Jennifer Cafferky Solicitor in our employment team, reports on this recent case.
That was the ruling of the Employment Tribunal in the case of Ms Zalejska and Cameo Consultancy (Recruitment) Limited.
Ms Zalejska was appointed to a 12-week assignment at Principal Medical, based at Banbury Cross Health Centre. The post had been arranged by Cameo Consultancy, an employment agency.
After two days in the job, she was being trained by a colleague to obtain a patient’s payment card details over the phone. Zalejska was having problems doing this, so the colleague grabbed the phone and collected the card data.
The colleague told the patient that Zalejska had become “over stressed” and was panicking.
Zalejska felt the atmosphere at work was unpleasant after the phone incident and decided to speak to Ms Nichols, the business support and complaints manager.
She explained that she had mental health conditions, including depression and anxiety, and that she took antidepressants to treat her symptoms.
She agreed with Nichols that she should take the day off.
Later that day, Ms Loveland, senior recruitment consultant at Cameo Consulting, called her to terminate her contract.
The tribunal concluded Zalejska was dismissed because of her disclosure of her mental health issues.
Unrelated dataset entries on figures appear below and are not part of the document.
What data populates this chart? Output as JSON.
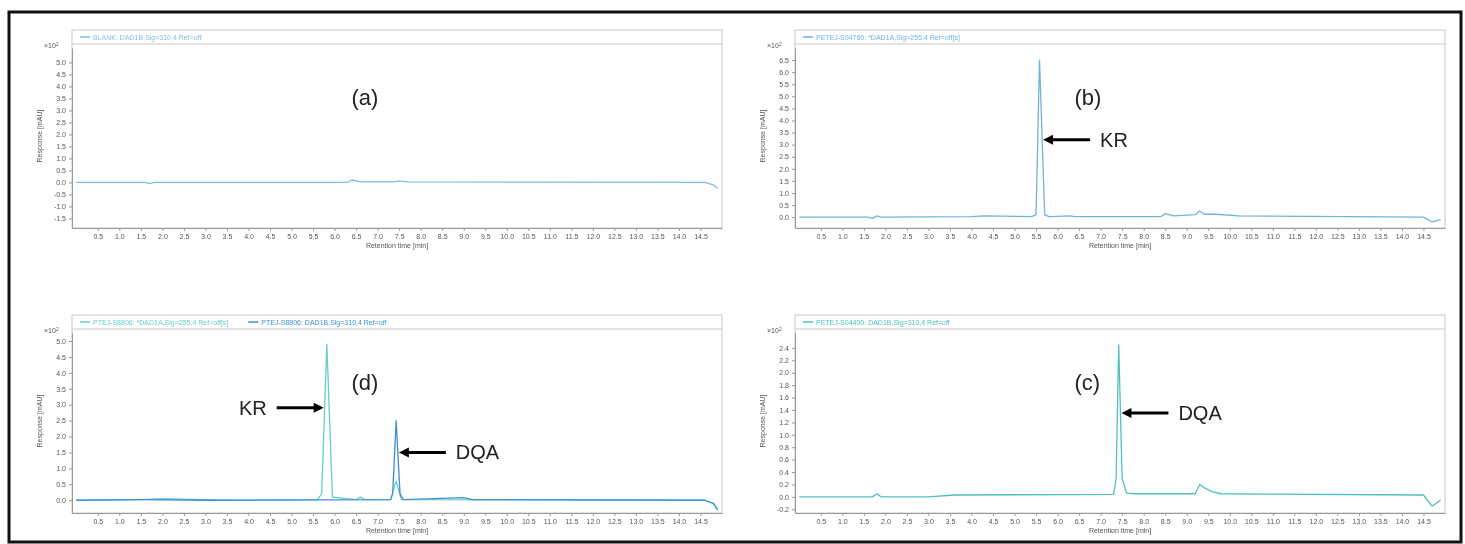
{
  "chart_data": [
    {
      "type": "line",
      "xlabel": "Retention time [min]",
      "ylabel": "Response [mAU]",
      "legend": "top",
      "marker": "none",
      "line_style": "solid",
      "xlim": [
        -0.1,
        15.0
      ],
      "ylim": [
        -1.9,
        5.6
      ],
      "xticks": [
        {
          "value": 0.5,
          "label": "0.5"
        },
        {
          "value": 1,
          "label": "1.0"
        },
        {
          "value": 1.5,
          "label": "1.5"
        },
        {
          "value": 2,
          "label": "2.0"
        },
        {
          "value": 2.5,
          "label": "2.5"
        },
        {
          "value": 3,
          "label": "3.0"
        },
        {
          "value": 3.5,
          "label": "3.5"
        },
        {
          "value": 4,
          "label": "4.0"
        },
        {
          "value": 4.5,
          "label": "4.5"
        },
        {
          "value": 5,
          "label": "5.0"
        },
        {
          "value": 5.5,
          "label": "5.5"
        },
        {
          "value": 6,
          "label": "6.0"
        },
        {
          "value": 6.5,
          "label": "6.5"
        },
        {
          "value": 7,
          "label": "7.0"
        },
        {
          "value": 7.5,
          "label": "7.5"
        },
        {
          "value": 8,
          "label": "8.0"
        },
        {
          "value": 8.5,
          "label": "8.5"
        },
        {
          "value": 9,
          "label": "9.0"
        },
        {
          "value": 9.5,
          "label": "9.5"
        },
        {
          "value": 10,
          "label": "10.0"
        },
        {
          "value": 10.5,
          "label": "10.5"
        },
        {
          "value": 11,
          "label": "11.0"
        },
        {
          "value": 11.5,
          "label": "11.5"
        },
        {
          "value": 12,
          "label": "12.0"
        },
        {
          "value": 12.5,
          "label": "12.5"
        },
        {
          "value": 13,
          "label": "13.0"
        },
        {
          "value": 13.5,
          "label": "13.5"
        },
        {
          "value": 14,
          "label": "14.0"
        },
        {
          "value": 14.5,
          "label": "14.5"
        }
      ],
      "yticks": [
        {
          "value": -1.5,
          "label": "-1.5"
        },
        {
          "value": -1,
          "label": "-1.0"
        },
        {
          "value": -0.5,
          "label": "-0.5"
        },
        {
          "value": 0,
          "label": "0.0"
        },
        {
          "value": 0.5,
          "label": "0.5"
        },
        {
          "value": 1,
          "label": "1.0"
        },
        {
          "value": 1.5,
          "label": "1.5"
        },
        {
          "value": 2,
          "label": "2.0"
        },
        {
          "value": 2.5,
          "label": "2.5"
        },
        {
          "value": 3,
          "label": "3.0"
        },
        {
          "value": 3.5,
          "label": "3.5"
        },
        {
          "value": 4,
          "label": "4.0"
        },
        {
          "value": 4.5,
          "label": "4.5"
        },
        {
          "value": 5,
          "label": "5.0"
        }
      ],
      "annotations": [
        "×10$^{2}$",
        "(a)"
      ],
      "series": [
        {
          "name": "BLANK: DAD1B,Sig=310,4 Ref=off",
          "color": "#7fbfe0",
          "x": [
            0,
            1.6,
            1.7,
            1.8,
            6.3,
            6.4,
            6.6,
            7.4,
            7.5,
            7.7,
            14.6,
            14.8,
            14.9
          ],
          "values": [
            0,
            0,
            -0.05,
            0,
            0,
            0.1,
            0.02,
            0.02,
            0.06,
            0.02,
            0,
            -0.1,
            -0.25
          ]
        }
      ]
    },
    {
      "type": "line",
      "xlabel": "Retention time [min]",
      "ylabel": "Response [mAU]",
      "legend": "top",
      "marker": "none",
      "line_style": "solid",
      "xlim": [
        -0.1,
        15.0
      ],
      "ylim": [
        -0.45,
        7.0
      ],
      "xticks": [
        {
          "value": 0.5,
          "label": "0.5"
        },
        {
          "value": 1,
          "label": "1.0"
        },
        {
          "value": 1.5,
          "label": "1.5"
        },
        {
          "value": 2,
          "label": "2.0"
        },
        {
          "value": 2.5,
          "label": "2.5"
        },
        {
          "value": 3,
          "label": "3.0"
        },
        {
          "value": 3.5,
          "label": "3.5"
        },
        {
          "value": 4,
          "label": "4.0"
        },
        {
          "value": 4.5,
          "label": "4.5"
        },
        {
          "value": 5,
          "label": "5.0"
        },
        {
          "value": 5.5,
          "label": "5.5"
        },
        {
          "value": 6,
          "label": "6.0"
        },
        {
          "value": 6.5,
          "label": "6.5"
        },
        {
          "value": 7,
          "label": "7.0"
        },
        {
          "value": 7.5,
          "label": "7.5"
        },
        {
          "value": 8,
          "label": "8.0"
        },
        {
          "value": 8.5,
          "label": "8.5"
        },
        {
          "value": 9,
          "label": "9.0"
        },
        {
          "value": 9.5,
          "label": "9.5"
        },
        {
          "value": 10,
          "label": "10.0"
        },
        {
          "value": 10.5,
          "label": "10.5"
        },
        {
          "value": 11,
          "label": "11.0"
        },
        {
          "value": 11.5,
          "label": "11.5"
        },
        {
          "value": 12,
          "label": "12.0"
        },
        {
          "value": 12.5,
          "label": "12.5"
        },
        {
          "value": 13,
          "label": "13.0"
        },
        {
          "value": 13.5,
          "label": "13.5"
        },
        {
          "value": 14,
          "label": "14.0"
        },
        {
          "value": 14.5,
          "label": "14.5"
        }
      ],
      "yticks": [
        {
          "value": 0,
          "label": "0.0"
        },
        {
          "value": 0.5,
          "label": "0.5"
        },
        {
          "value": 1,
          "label": "1.0"
        },
        {
          "value": 1.5,
          "label": "1.5"
        },
        {
          "value": 2,
          "label": "2.0"
        },
        {
          "value": 2.5,
          "label": "2.5"
        },
        {
          "value": 3,
          "label": "3.0"
        },
        {
          "value": 3.5,
          "label": "3.5"
        },
        {
          "value": 4,
          "label": "4.0"
        },
        {
          "value": 4.5,
          "label": "4.5"
        },
        {
          "value": 5,
          "label": "5.0"
        },
        {
          "value": 5.5,
          "label": "5.5"
        },
        {
          "value": 6,
          "label": "6.0"
        },
        {
          "value": 6.5,
          "label": "6.5"
        }
      ],
      "annotations": [
        "×10$^{2}$",
        "(b)",
        {
          "text": "KR",
          "x": 5.64,
          "y": 3.2
        }
      ],
      "series": [
        {
          "name": "PETEJ-S04760: *DAD1A,Sig=255,4 Ref=off[s]",
          "color": "#6fb4dc",
          "x": [
            0,
            1.6,
            1.7,
            1.8,
            1.9,
            4.0,
            4.3,
            5.4,
            5.5,
            5.58,
            5.7,
            5.8,
            6.3,
            6.4,
            8.4,
            8.5,
            8.7,
            9.2,
            9.3,
            9.4,
            9.7,
            10.2,
            14.5,
            14.7,
            14.9
          ],
          "values": [
            0,
            0,
            -0.05,
            0.05,
            0,
            0.02,
            0.05,
            0.02,
            0.1,
            6.5,
            0.1,
            0.02,
            0.05,
            0.02,
            0.02,
            0.15,
            0.05,
            0.1,
            0.25,
            0.12,
            0.12,
            0.05,
            0,
            -0.2,
            -0.1
          ]
        }
      ]
    },
    {
      "type": "line",
      "xlabel": "Retention time [min]",
      "ylabel": "Response [mAU]",
      "legend": "top",
      "marker": "none",
      "line_style": "solid",
      "xlim": [
        -0.1,
        15.0
      ],
      "ylim": [
        -0.4,
        5.25
      ],
      "xticks": [
        {
          "value": 0.5,
          "label": "0.5"
        },
        {
          "value": 1,
          "label": "1.0"
        },
        {
          "value": 1.5,
          "label": "1.5"
        },
        {
          "value": 2,
          "label": "2.0"
        },
        {
          "value": 2.5,
          "label": "2.5"
        },
        {
          "value": 3,
          "label": "3.0"
        },
        {
          "value": 3.5,
          "label": "3.5"
        },
        {
          "value": 4,
          "label": "4.0"
        },
        {
          "value": 4.5,
          "label": "4.5"
        },
        {
          "value": 5,
          "label": "5.0"
        },
        {
          "value": 5.5,
          "label": "5.5"
        },
        {
          "value": 6,
          "label": "6.0"
        },
        {
          "value": 6.5,
          "label": "6.5"
        },
        {
          "value": 7,
          "label": "7.0"
        },
        {
          "value": 7.5,
          "label": "7.5"
        },
        {
          "value": 8,
          "label": "8.0"
        },
        {
          "value": 8.5,
          "label": "8.5"
        },
        {
          "value": 9,
          "label": "9.0"
        },
        {
          "value": 9.5,
          "label": "9.5"
        },
        {
          "value": 10,
          "label": "10.0"
        },
        {
          "value": 10.5,
          "label": "10.5"
        },
        {
          "value": 11,
          "label": "11.0"
        },
        {
          "value": 11.5,
          "label": "11.5"
        },
        {
          "value": 12,
          "label": "12.0"
        },
        {
          "value": 12.5,
          "label": "12.5"
        },
        {
          "value": 13,
          "label": "13.0"
        },
        {
          "value": 13.5,
          "label": "13.5"
        },
        {
          "value": 14,
          "label": "14.0"
        },
        {
          "value": 14.5,
          "label": "14.5"
        }
      ],
      "yticks": [
        {
          "value": 0,
          "label": "0.0"
        },
        {
          "value": 0.5,
          "label": "0.5"
        },
        {
          "value": 1,
          "label": "1.0"
        },
        {
          "value": 1.5,
          "label": "1.5"
        },
        {
          "value": 2,
          "label": "2.0"
        },
        {
          "value": 2.5,
          "label": "2.5"
        },
        {
          "value": 3,
          "label": "3.0"
        },
        {
          "value": 3.5,
          "label": "3.5"
        },
        {
          "value": 4,
          "label": "4.0"
        },
        {
          "value": 4.5,
          "label": "4.5"
        },
        {
          "value": 5,
          "label": "5.0"
        }
      ],
      "annotations": [
        "×10$^{2}$",
        "(d)",
        {
          "text": "KR",
          "x": 5.77,
          "y": 2.9
        },
        {
          "text": "DQA",
          "x": 7.47,
          "y": 1.5
        }
      ],
      "series": [
        {
          "name": "PTEJ-S8806: *DAD1A,Sig=255,4 Ref=off[s]",
          "color": "#66cccc",
          "x": [
            0,
            1.5,
            2.0,
            3.5,
            5.6,
            5.7,
            5.82,
            5.95,
            6.5,
            6.6,
            6.7,
            7.3,
            7.43,
            7.55,
            14.6,
            14.8,
            14.9
          ],
          "values": [
            0,
            0.02,
            0.05,
            0,
            0.02,
            0.2,
            4.9,
            0.1,
            0.02,
            0.1,
            0.02,
            0.02,
            0.6,
            0.02,
            0,
            -0.1,
            -0.3
          ]
        },
        {
          "name": "PTEJ-S8806: DAD1B,Sig=310,4 Ref=off",
          "color": "#3f8fd0",
          "x": [
            0,
            1.5,
            3.0,
            7.3,
            7.35,
            7.43,
            7.52,
            7.6,
            9.0,
            9.2,
            14.6,
            14.8,
            14.9
          ],
          "values": [
            0,
            0.02,
            0,
            0.02,
            0.2,
            2.5,
            0.2,
            0.02,
            0.08,
            0.02,
            0,
            -0.1,
            -0.3
          ]
        }
      ]
    },
    {
      "type": "line",
      "xlabel": "Retention time [min]",
      "ylabel": "Response [mAU]",
      "legend": "top",
      "marker": "none",
      "line_style": "solid",
      "xlim": [
        -0.1,
        15.0
      ],
      "ylim": [
        -0.26,
        2.64
      ],
      "xticks": [
        {
          "value": 0.5,
          "label": "0.5"
        },
        {
          "value": 1,
          "label": "1.0"
        },
        {
          "value": 1.5,
          "label": "1.5"
        },
        {
          "value": 2,
          "label": "2.0"
        },
        {
          "value": 2.5,
          "label": "2.5"
        },
        {
          "value": 3,
          "label": "3.0"
        },
        {
          "value": 3.5,
          "label": "3.5"
        },
        {
          "value": 4,
          "label": "4.0"
        },
        {
          "value": 4.5,
          "label": "4.5"
        },
        {
          "value": 5,
          "label": "5.0"
        },
        {
          "value": 5.5,
          "label": "5.5"
        },
        {
          "value": 6,
          "label": "6.0"
        },
        {
          "value": 6.5,
          "label": "6.5"
        },
        {
          "value": 7,
          "label": "7.0"
        },
        {
          "value": 7.5,
          "label": "7.5"
        },
        {
          "value": 8,
          "label": "8.0"
        },
        {
          "value": 8.5,
          "label": "8.5"
        },
        {
          "value": 9,
          "label": "9.0"
        },
        {
          "value": 9.5,
          "label": "9.5"
        },
        {
          "value": 10,
          "label": "10.0"
        },
        {
          "value": 10.5,
          "label": "10.5"
        },
        {
          "value": 11,
          "label": "11.0"
        },
        {
          "value": 11.5,
          "label": "11.5"
        },
        {
          "value": 12,
          "label": "12.0"
        },
        {
          "value": 12.5,
          "label": "12.5"
        },
        {
          "value": 13,
          "label": "13.0"
        },
        {
          "value": 13.5,
          "label": "13.5"
        },
        {
          "value": 14,
          "label": "14.0"
        },
        {
          "value": 14.5,
          "label": "14.5"
        }
      ],
      "yticks": [
        {
          "value": -0.2,
          "label": "-0.2"
        },
        {
          "value": 0,
          "label": "0.0"
        },
        {
          "value": 0.2,
          "label": "0.2"
        },
        {
          "value": 0.4,
          "label": "0.4"
        },
        {
          "value": 0.6,
          "label": "0.6"
        },
        {
          "value": 0.8,
          "label": "0.8"
        },
        {
          "value": 1,
          "label": "1.0"
        },
        {
          "value": 1.2,
          "label": "1.2"
        },
        {
          "value": 1.4,
          "label": "1.4"
        },
        {
          "value": 1.6,
          "label": "1.6"
        },
        {
          "value": 1.8,
          "label": "1.8"
        },
        {
          "value": 2,
          "label": "2.0"
        },
        {
          "value": 2.2,
          "label": "2.2"
        },
        {
          "value": 2.4,
          "label": "2.4"
        }
      ],
      "annotations": [
        "×10$^{2}$",
        "(c)",
        {
          "text": "DQA",
          "x": 7.46,
          "y": 1.35
        }
      ],
      "series": [
        {
          "name": "PETEJ-S04400: DAD1B,Sig=310,4 Ref=off",
          "color": "#4fc0c0",
          "x": [
            0,
            1.7,
            1.8,
            1.9,
            3.0,
            3.6,
            7.3,
            7.36,
            7.42,
            7.5,
            7.6,
            7.8,
            9.2,
            9.3,
            9.4,
            9.6,
            9.8,
            14.5,
            14.7,
            14.9
          ],
          "values": [
            0,
            0,
            0.05,
            0,
            0,
            0.03,
            0.04,
            0.3,
            2.45,
            0.3,
            0.06,
            0.05,
            0.05,
            0.2,
            0.15,
            0.08,
            0.05,
            0.03,
            -0.15,
            -0.05
          ]
        }
      ]
    }
  ]
}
Employment judge Annand said: “It was the fact that the claimant disclosed her mental health condition and the fact she disclosed she was on antidepressant medication that made Nichols doubt that the claimant had sufficient resilience for the role and may have had difficulty dealing with unhappy patients.”
The judge added that both Nichols and Loveland “would have taken a different approach if faced with a very upset worker but who had not disclosed a disability”.
A separate remedy hearing will be held to decide compensation.